Yellow Rattle (Rhinathus minor)

Yellow rattle is an annual species that produces attractive yellow flowers, seeding usually in July. The plant is semi-parasitic, with its roots coming into contact with grass roots and removing nutrients for its own use. In this way yellow rattle can actively stunt and suppress grass growth.

Being an annual, yellow rattle needs to be allowed to seed every year before cutting. It is important therefore to note that meadows containing yellow rattle should not be out until after July.

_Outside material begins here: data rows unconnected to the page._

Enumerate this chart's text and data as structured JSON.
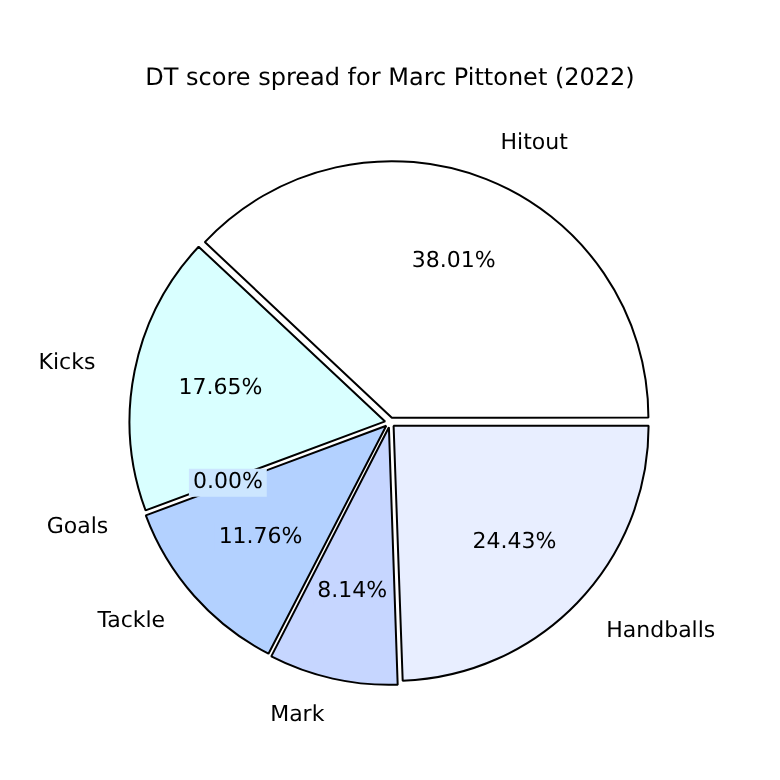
{
  "chart_data": {
    "type": "pie",
    "title": "DT score spread for Marc Pittonet (2022)",
    "categories": [
      "Hitout",
      "Handballs",
      "Mark",
      "Tackle",
      "Goals",
      "Kicks"
    ],
    "values": [
      38.01,
      24.43,
      8.14,
      11.76,
      0.0,
      17.65
    ],
    "value_labels": [
      "38.01%",
      "24.43%",
      "8.14%",
      "11.76%",
      "0.00%",
      "17.65%"
    ],
    "colors": [
      "#ffffff",
      "#e8eeff",
      "#c6d6ff",
      "#b3d1ff",
      "#cce6ff",
      "#d9ffff"
    ],
    "legend": false
  }
}
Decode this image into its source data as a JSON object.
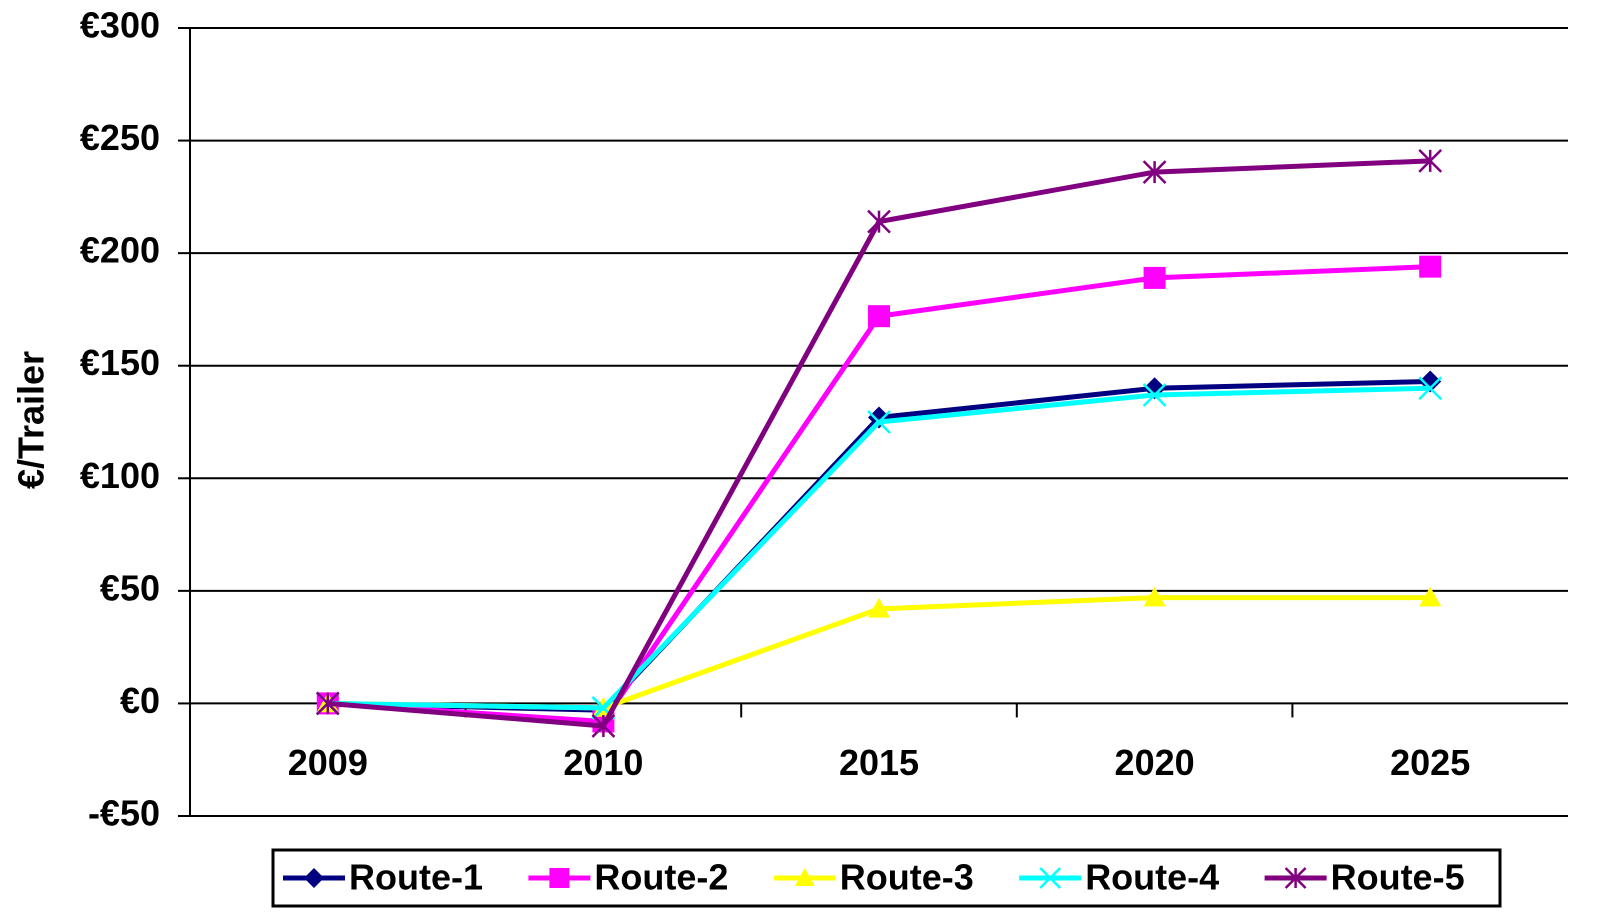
{
  "chart_data": {
    "type": "line",
    "y_label": "€/Trailer",
    "categories": [
      "2009",
      "2010",
      "2015",
      "2020",
      "2025"
    ],
    "series": [
      {
        "name": "Route-1",
        "color": "#000080",
        "marker": "diamond",
        "values": [
          0,
          -3,
          127,
          140,
          143
        ]
      },
      {
        "name": "Route-2",
        "color": "#ff00ff",
        "marker": "square",
        "values": [
          0,
          -8,
          172,
          189,
          194
        ]
      },
      {
        "name": "Route-3",
        "color": "#ffff00",
        "marker": "triangle",
        "values": [
          0,
          -2,
          42,
          47,
          47
        ]
      },
      {
        "name": "Route-4",
        "color": "#00ffff",
        "marker": "x",
        "values": [
          0,
          -2,
          125,
          137,
          140
        ]
      },
      {
        "name": "Route-5",
        "color": "#800080",
        "marker": "star",
        "values": [
          0,
          -10,
          214,
          236,
          241
        ]
      }
    ],
    "ylim": [
      -50,
      300
    ],
    "yticks": [
      {
        "value": -50,
        "label": "-€50"
      },
      {
        "value": 0,
        "label": "€0"
      },
      {
        "value": 50,
        "label": "€50"
      },
      {
        "value": 100,
        "label": "€100"
      },
      {
        "value": 150,
        "label": "€150"
      },
      {
        "value": 200,
        "label": "€200"
      },
      {
        "value": 250,
        "label": "€250"
      },
      {
        "value": 300,
        "label": "€300"
      }
    ],
    "grid": true,
    "legend": "bottom"
  }
}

If the species is cut or grazed before it seeds, the species will be absent from the meadow in the following year.

Plug Plants

Plug plants can also be used to introduce wildflower species into a grassland, ideally with the use of yellow rattle.

Plug plants are raised in trays of between 150-200 small plants with a planting rate typically between 6-15 plants/m2 depending on budget. The best season for planting plugs is in the Autumn as there is less chance of the newly planted plugs being subjected to prolonged dry weather whilst establishing. The root system does develop over winter leaving the plant well equipped to face competition from the growing grass in the spring. Early spring planting is also acceptable, however, care should be taken to water plants in well and to ensure the plants don’t get swamped by the more aggressive grass plants. Planting in late spring/summer should be avoided unless substantial “spot” irrigation can be administered.

Create Scrapes

As the name suggests a scrape is an area where the ground is disturbed and wildflower seeds are sown. Ideally, the top layer of turf is literally scraped off and the soil underneath is worked into a tilth and new seed is sown. Alternatively, you can rotovate a strip or area and sow new seed into that area or degrade the existing sward with a heavy scarifier and sow seed. Scrapes can be any size or shape depending upon requirements. The areas around the scrape can be managed in any way depending upon the desired effect. If you want the area of wildflowers to spread it is recommended that you keep the surrounding grass area tidy but not intensively mown. Appropriate management would be 4 -6 cuts a year down to 40mm -70mm and on each occasion create some soil disturbance (scarify), this stops the surrounding sward becoming too thick or tight and facilitates the spread of perennial wildflower species, as well as creating an environment for new seeds to germinate. This disturbance is especially important toward the late summer and autumn.